Wynter watches me over the top of her phone for long moments and if I were a lesser man, I would be holding my breath under her scrutiny. She’s trying to look through me, trying to see something that I’ve hidden deep down inside where no one can replace it. “You need to go back over there and make sure she’s okay and has everything she needs,” she finally says.

I raise a brow and lean back in my seat defiantly. “Why would I do such a thing, Wynter?”

“Because Everett won’t let me move without calling my doctor, so I figure it’ll be quicker and less painful for everyone involved if you just go.”

The thought of going back to Clara, of caring for her under the guise of it being instructed by her boss, makes something inside me breathe easier at the thought of being close to her, being able to touch her, but the rational part of me tells me it’s a bad idea. The more time I spend with Clara, the worse my obsession is going to get, and I’m worried if it grows too much deeper, I may not be able to control myself or my actions. Too much time with my little Fawn will only end one way, and that’s with my knife slicing her perfect skin as I fuck her pretty little face. “I can’t,” I tell her. “I have a lot of shit to do for The Circle and Rayne said he might have a guy he needs interrogated.”

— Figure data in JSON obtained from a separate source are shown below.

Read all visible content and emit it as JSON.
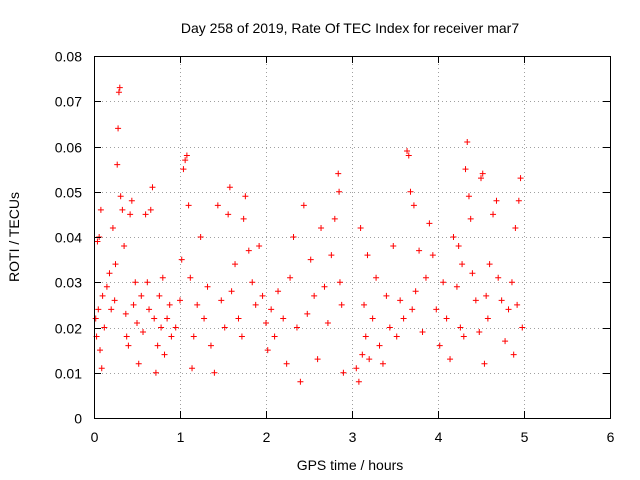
{
  "chart_data": {
    "type": "scatter",
    "title": "Day 258 of 2019, Rate Of TEC Index for receiver mar7",
    "xlabel": "GPS time / hours",
    "ylabel": "ROTI / TECUs",
    "xlim": [
      0,
      6
    ],
    "ylim": [
      0,
      0.08
    ],
    "xticks": [
      0,
      1,
      2,
      3,
      4,
      5,
      6
    ],
    "xtick_labels": [
      "0",
      "1",
      "2",
      "3",
      "4",
      "5",
      "6"
    ],
    "yticks": [
      0,
      0.01,
      0.02,
      0.03,
      0.04,
      0.05,
      0.06,
      0.07,
      0.08
    ],
    "ytick_labels": [
      "0",
      "0.01",
      "0.02",
      "0.03",
      "0.04",
      "0.05",
      "0.06",
      "0.07",
      "0.08"
    ],
    "grid": true,
    "marker": "+",
    "color": "#ff0000",
    "series": [
      {
        "name": "ROTI",
        "points": [
          [
            0.02,
            0.022
          ],
          [
            0.03,
            0.018
          ],
          [
            0.04,
            0.039
          ],
          [
            0.05,
            0.024
          ],
          [
            0.06,
            0.04
          ],
          [
            0.07,
            0.015
          ],
          [
            0.08,
            0.046
          ],
          [
            0.09,
            0.011
          ],
          [
            0.1,
            0.027
          ],
          [
            0.12,
            0.02
          ],
          [
            0.15,
            0.029
          ],
          [
            0.18,
            0.032
          ],
          [
            0.2,
            0.024
          ],
          [
            0.22,
            0.042
          ],
          [
            0.24,
            0.026
          ],
          [
            0.25,
            0.034
          ],
          [
            0.27,
            0.056
          ],
          [
            0.28,
            0.064
          ],
          [
            0.29,
            0.072
          ],
          [
            0.3,
            0.073
          ],
          [
            0.31,
            0.049
          ],
          [
            0.33,
            0.046
          ],
          [
            0.35,
            0.038
          ],
          [
            0.37,
            0.023
          ],
          [
            0.38,
            0.018
          ],
          [
            0.4,
            0.016
          ],
          [
            0.42,
            0.045
          ],
          [
            0.44,
            0.048
          ],
          [
            0.46,
            0.025
          ],
          [
            0.48,
            0.03
          ],
          [
            0.5,
            0.021
          ],
          [
            0.52,
            0.012
          ],
          [
            0.55,
            0.027
          ],
          [
            0.57,
            0.019
          ],
          [
            0.6,
            0.045
          ],
          [
            0.62,
            0.03
          ],
          [
            0.64,
            0.024
          ],
          [
            0.66,
            0.046
          ],
          [
            0.68,
            0.051
          ],
          [
            0.7,
            0.022
          ],
          [
            0.72,
            0.01
          ],
          [
            0.74,
            0.016
          ],
          [
            0.76,
            0.027
          ],
          [
            0.78,
            0.02
          ],
          [
            0.8,
            0.031
          ],
          [
            0.82,
            0.014
          ],
          [
            0.85,
            0.022
          ],
          [
            0.88,
            0.025
          ],
          [
            0.9,
            0.018
          ],
          [
            0.95,
            0.02
          ],
          [
            1.0,
            0.026
          ],
          [
            1.02,
            0.035
          ],
          [
            1.04,
            0.055
          ],
          [
            1.06,
            0.057
          ],
          [
            1.08,
            0.058
          ],
          [
            1.1,
            0.047
          ],
          [
            1.12,
            0.031
          ],
          [
            1.14,
            0.011
          ],
          [
            1.16,
            0.018
          ],
          [
            1.2,
            0.025
          ],
          [
            1.24,
            0.04
          ],
          [
            1.28,
            0.022
          ],
          [
            1.32,
            0.029
          ],
          [
            1.36,
            0.016
          ],
          [
            1.4,
            0.01
          ],
          [
            1.44,
            0.047
          ],
          [
            1.48,
            0.026
          ],
          [
            1.52,
            0.02
          ],
          [
            1.56,
            0.045
          ],
          [
            1.58,
            0.051
          ],
          [
            1.6,
            0.028
          ],
          [
            1.64,
            0.034
          ],
          [
            1.68,
            0.022
          ],
          [
            1.72,
            0.018
          ],
          [
            1.74,
            0.044
          ],
          [
            1.76,
            0.049
          ],
          [
            1.8,
            0.037
          ],
          [
            1.84,
            0.03
          ],
          [
            1.88,
            0.025
          ],
          [
            1.92,
            0.038
          ],
          [
            1.96,
            0.027
          ],
          [
            2.0,
            0.021
          ],
          [
            2.02,
            0.015
          ],
          [
            2.06,
            0.024
          ],
          [
            2.1,
            0.018
          ],
          [
            2.14,
            0.028
          ],
          [
            2.2,
            0.022
          ],
          [
            2.24,
            0.012
          ],
          [
            2.28,
            0.031
          ],
          [
            2.32,
            0.04
          ],
          [
            2.36,
            0.02
          ],
          [
            2.4,
            0.008
          ],
          [
            2.44,
            0.047
          ],
          [
            2.48,
            0.023
          ],
          [
            2.52,
            0.035
          ],
          [
            2.56,
            0.027
          ],
          [
            2.6,
            0.013
          ],
          [
            2.64,
            0.042
          ],
          [
            2.68,
            0.029
          ],
          [
            2.72,
            0.021
          ],
          [
            2.76,
            0.036
          ],
          [
            2.8,
            0.044
          ],
          [
            2.84,
            0.054
          ],
          [
            2.85,
            0.05
          ],
          [
            2.86,
            0.03
          ],
          [
            2.88,
            0.025
          ],
          [
            2.9,
            0.01
          ],
          [
            3.05,
            0.011
          ],
          [
            3.08,
            0.008
          ],
          [
            3.1,
            0.042
          ],
          [
            3.12,
            0.014
          ],
          [
            3.14,
            0.025
          ],
          [
            3.16,
            0.018
          ],
          [
            3.18,
            0.036
          ],
          [
            3.2,
            0.013
          ],
          [
            3.24,
            0.022
          ],
          [
            3.28,
            0.031
          ],
          [
            3.32,
            0.016
          ],
          [
            3.36,
            0.012
          ],
          [
            3.4,
            0.027
          ],
          [
            3.44,
            0.02
          ],
          [
            3.48,
            0.038
          ],
          [
            3.52,
            0.018
          ],
          [
            3.56,
            0.026
          ],
          [
            3.6,
            0.022
          ],
          [
            3.64,
            0.059
          ],
          [
            3.66,
            0.058
          ],
          [
            3.68,
            0.05
          ],
          [
            3.7,
            0.024
          ],
          [
            3.72,
            0.047
          ],
          [
            3.74,
            0.028
          ],
          [
            3.78,
            0.037
          ],
          [
            3.82,
            0.019
          ],
          [
            3.86,
            0.031
          ],
          [
            3.9,
            0.043
          ],
          [
            3.94,
            0.036
          ],
          [
            3.98,
            0.024
          ],
          [
            4.02,
            0.016
          ],
          [
            4.06,
            0.03
          ],
          [
            4.1,
            0.022
          ],
          [
            4.14,
            0.013
          ],
          [
            4.18,
            0.04
          ],
          [
            4.22,
            0.029
          ],
          [
            4.24,
            0.038
          ],
          [
            4.26,
            0.02
          ],
          [
            4.28,
            0.034
          ],
          [
            4.3,
            0.018
          ],
          [
            4.32,
            0.055
          ],
          [
            4.34,
            0.061
          ],
          [
            4.36,
            0.049
          ],
          [
            4.38,
            0.044
          ],
          [
            4.4,
            0.032
          ],
          [
            4.44,
            0.026
          ],
          [
            4.48,
            0.019
          ],
          [
            4.5,
            0.053
          ],
          [
            4.52,
            0.054
          ],
          [
            4.54,
            0.012
          ],
          [
            4.56,
            0.027
          ],
          [
            4.58,
            0.022
          ],
          [
            4.6,
            0.034
          ],
          [
            4.64,
            0.045
          ],
          [
            4.68,
            0.048
          ],
          [
            4.7,
            0.031
          ],
          [
            4.74,
            0.026
          ],
          [
            4.78,
            0.017
          ],
          [
            4.82,
            0.024
          ],
          [
            4.86,
            0.03
          ],
          [
            4.88,
            0.014
          ],
          [
            4.9,
            0.042
          ],
          [
            4.92,
            0.025
          ],
          [
            4.94,
            0.048
          ],
          [
            4.96,
            0.053
          ],
          [
            4.98,
            0.02
          ]
        ]
      }
    ]
  }
}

“I’m sure he can handle that himself, and if Storm asks about The Circle, just send him to me. He’s too scared he’s going to force me into labor to question me.” She giggles and rubs her belly affectionately. The whole family, myself included, is over the moon at all the baby news in the Saint James family, but there’s a fresh layer of worry a new generation brings. There’re politics and threats, and so many things the child will be exposed to that they shouldn’t be, and despite the elation, there are concerns too.

I look to Everett in the hope he might be on my side, but he can’t tear his eyes from Wynter for long enough to help me. I bet the asshole hasn’t heard a word I’ve said. He’s too busy watching every move his fiancé makes. “I can drop in some food, but I really can’t stay long,” I concede. It’s not often I bend to the will of another person, but while I’ll never admit it, I, too, am in the mindset that I don’t want to be the one that sets her off.

Wynter gives me a satisfied smile before turning to Everett. “See, no stress.”

She may not be stressed, but I sure as hell am because somehow I have to be in a small apartment with Clara and I’m expected not to act on my obsessions. Fuck.